- Born: 13 June 1945 (age 81) Iran
- Citizenship: Australian
- Education: University of Adelaide
- Known for: CMOS VLSI design
- Children: 6
- Scientific career
- Fields: Electronics engineer
- Workplaces: University of California, Merced Edith Cowan University University of Adelaide Philips Research Chungbuk National University
- Doctoral advisor: Peter Harold Cole
- Other academic advisors: Robert Eugene Bogner
- Doctoral students: Derek Abbott

= Kamran Eshraghian =

Australian electrical engineer (born 1945)

Kamran Eshraghian (born 13 June 1945) is an Iranian-Australian electronics engineer notable for working on VLSI in Australia. He has worked on CMOS VLSI design.

==Personal life==
Kamran Eshraghian was born in Tehran on 13 June 1945, in a Baha'i family.
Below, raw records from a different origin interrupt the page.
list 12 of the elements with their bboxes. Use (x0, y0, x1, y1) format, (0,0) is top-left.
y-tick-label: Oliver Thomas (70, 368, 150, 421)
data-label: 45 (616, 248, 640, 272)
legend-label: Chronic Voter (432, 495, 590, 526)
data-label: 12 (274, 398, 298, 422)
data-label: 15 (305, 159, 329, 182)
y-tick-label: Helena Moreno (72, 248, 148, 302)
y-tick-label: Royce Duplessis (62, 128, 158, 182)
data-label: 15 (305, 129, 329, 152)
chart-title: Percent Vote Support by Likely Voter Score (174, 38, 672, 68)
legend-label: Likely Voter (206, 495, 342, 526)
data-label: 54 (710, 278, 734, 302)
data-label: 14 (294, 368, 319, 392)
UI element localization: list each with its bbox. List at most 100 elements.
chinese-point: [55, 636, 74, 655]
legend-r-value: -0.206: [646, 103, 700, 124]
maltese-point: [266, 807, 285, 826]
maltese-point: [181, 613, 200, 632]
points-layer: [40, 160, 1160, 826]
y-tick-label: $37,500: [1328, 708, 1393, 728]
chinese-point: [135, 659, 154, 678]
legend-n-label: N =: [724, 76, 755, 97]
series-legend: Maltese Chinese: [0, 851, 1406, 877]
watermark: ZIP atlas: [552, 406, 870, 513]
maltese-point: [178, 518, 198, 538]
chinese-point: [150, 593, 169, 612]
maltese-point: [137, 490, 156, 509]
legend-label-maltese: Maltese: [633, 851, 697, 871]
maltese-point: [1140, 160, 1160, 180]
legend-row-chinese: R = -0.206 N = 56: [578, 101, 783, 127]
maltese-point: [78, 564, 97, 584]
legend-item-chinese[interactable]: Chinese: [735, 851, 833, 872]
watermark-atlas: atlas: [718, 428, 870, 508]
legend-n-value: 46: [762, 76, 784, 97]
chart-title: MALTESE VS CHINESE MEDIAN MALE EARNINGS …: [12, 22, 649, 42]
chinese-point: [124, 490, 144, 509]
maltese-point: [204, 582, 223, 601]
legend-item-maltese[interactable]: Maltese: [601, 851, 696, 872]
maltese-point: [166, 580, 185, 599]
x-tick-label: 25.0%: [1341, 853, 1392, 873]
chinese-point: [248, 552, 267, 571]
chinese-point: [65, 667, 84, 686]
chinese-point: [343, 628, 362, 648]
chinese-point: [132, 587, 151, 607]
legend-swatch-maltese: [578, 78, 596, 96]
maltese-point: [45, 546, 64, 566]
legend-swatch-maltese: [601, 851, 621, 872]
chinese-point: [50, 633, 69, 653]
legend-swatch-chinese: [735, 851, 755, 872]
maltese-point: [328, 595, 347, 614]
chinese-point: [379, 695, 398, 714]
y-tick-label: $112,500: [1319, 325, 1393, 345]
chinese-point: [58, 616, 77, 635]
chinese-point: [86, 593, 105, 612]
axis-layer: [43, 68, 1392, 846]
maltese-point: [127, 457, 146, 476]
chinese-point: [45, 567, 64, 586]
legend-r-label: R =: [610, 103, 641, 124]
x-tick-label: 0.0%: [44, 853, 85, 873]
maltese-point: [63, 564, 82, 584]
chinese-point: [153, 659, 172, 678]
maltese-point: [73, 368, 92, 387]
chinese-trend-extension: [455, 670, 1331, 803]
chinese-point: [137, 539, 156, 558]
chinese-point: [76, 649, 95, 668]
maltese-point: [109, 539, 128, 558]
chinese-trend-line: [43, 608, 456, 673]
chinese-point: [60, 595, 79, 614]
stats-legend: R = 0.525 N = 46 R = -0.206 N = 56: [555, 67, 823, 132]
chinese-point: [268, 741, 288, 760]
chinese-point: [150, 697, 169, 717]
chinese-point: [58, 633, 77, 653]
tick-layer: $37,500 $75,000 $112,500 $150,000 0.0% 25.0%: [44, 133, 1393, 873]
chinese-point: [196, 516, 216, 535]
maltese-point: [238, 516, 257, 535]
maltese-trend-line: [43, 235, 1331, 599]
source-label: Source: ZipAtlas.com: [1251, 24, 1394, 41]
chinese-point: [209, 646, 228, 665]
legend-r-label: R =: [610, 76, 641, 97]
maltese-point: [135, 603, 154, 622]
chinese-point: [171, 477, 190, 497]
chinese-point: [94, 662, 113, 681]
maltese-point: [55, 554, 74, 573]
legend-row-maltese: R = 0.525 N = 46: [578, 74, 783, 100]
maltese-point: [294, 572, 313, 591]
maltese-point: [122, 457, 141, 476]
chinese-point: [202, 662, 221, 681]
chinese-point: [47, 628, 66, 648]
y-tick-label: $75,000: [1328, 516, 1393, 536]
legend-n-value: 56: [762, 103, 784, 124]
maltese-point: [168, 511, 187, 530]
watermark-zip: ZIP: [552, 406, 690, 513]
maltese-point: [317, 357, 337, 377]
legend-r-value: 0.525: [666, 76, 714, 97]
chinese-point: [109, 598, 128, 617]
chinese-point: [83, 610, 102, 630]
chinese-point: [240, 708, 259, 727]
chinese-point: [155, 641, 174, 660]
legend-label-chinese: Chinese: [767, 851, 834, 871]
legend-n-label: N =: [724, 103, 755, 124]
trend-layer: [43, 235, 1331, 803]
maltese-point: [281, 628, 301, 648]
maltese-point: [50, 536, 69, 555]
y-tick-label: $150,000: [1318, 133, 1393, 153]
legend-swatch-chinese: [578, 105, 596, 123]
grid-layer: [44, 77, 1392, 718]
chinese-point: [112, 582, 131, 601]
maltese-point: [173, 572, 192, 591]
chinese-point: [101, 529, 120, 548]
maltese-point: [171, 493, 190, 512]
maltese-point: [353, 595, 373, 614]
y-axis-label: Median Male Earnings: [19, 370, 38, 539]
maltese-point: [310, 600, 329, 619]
On his father side, he is related to the Afnan families through his grandmother. In 1957, his parents decided to leave Iran for Indonesia and Singapore as Baha'i pioneers. On 5 May 1959, he left Singapore to do his schooling in Adelaide, South Australia arriving in Perth on 6 May 1959 and Adelaide the next day 7 May 1959. He was married on 13 May 1967 to Deidre Lynett Eyers, who died due to prolonged illness on 2 January 1989.

==Education==

Eshraghian attended Adelaide High School followed by Gawler High School for years 9 and 10. Afterwards, he went to Port Pirie High School in 1962 for his Matriculation year which permitted entry to University and was compulsory for entrance to University. In Port Pirie High School, he was elected as the President of the Science Club.

In 1969, he obtained his bachelor's degree in electrical engineering from University of Adelaide. In 1977, Eshraghian completed his M.Eng.Sci, at the university, under Robert Eugene Bogner, with a thesis entitled Vehicle Traffic Monitoring. In 1981, he completed his PhD, under Peter Harold Cole, with a thesis entitled Electromagnetic Traffic Sensing and Surveillance. In 2004, Eshraghian was awarded Doctor of Engineering e.h. (May 2004) by the University of Ulm, Germany for integration of microelectronics with photonics. He was the fourth person that received the award given by the University of Ulm and the very first to a non-German academic.

==Career==
In 1979, he joined the Department of Electrical & Electronic Engineering at the University of Adelaide after spending some 10 years with Philips Research both in Europe and Australia.

He has been a professor at Edith Cowan University in Perth, Western Australia.

From 2009, Eshraghian worked as the Distinguished Professor, Coordinator of Research program World Class University (WCU) Program at Chungbuk National University, Korea. South Korea's Science Foundation invited scholars, including 9 Nobel Prize laureates, 12 members of the U.S. National Academy of Sciences or equivalent ranking to teach and lead advanced research at respective domestic campuses as part of government's initiative to advance nation's higher education. Eshraghian task was to introduce a new program and formulate and implement the new concept of System-on-System integration utilizing the newly nano- engineered memristor as the core of program.

==Publications of journals and books==
Eshraghian was the co-author of 6 influential books in his field such as Basic VLSI and Principles of CMOS VLSI Design: A Systems Perspective. He is the author and/or co-author of more than 200 articles in scientific journals, proceedings of international conferences and symposia.

==Achievements and awards==

Eshraghian is the recipient of a number of awards and grants such as the architect and recipient of grant from Government of Western Australia in 2003 for establishment of Centre of Excellence for MicroPhotonics Systems. In 2001, he also received the Vice Chancellor's Entrepreneurial award for his entrepreneurial activities.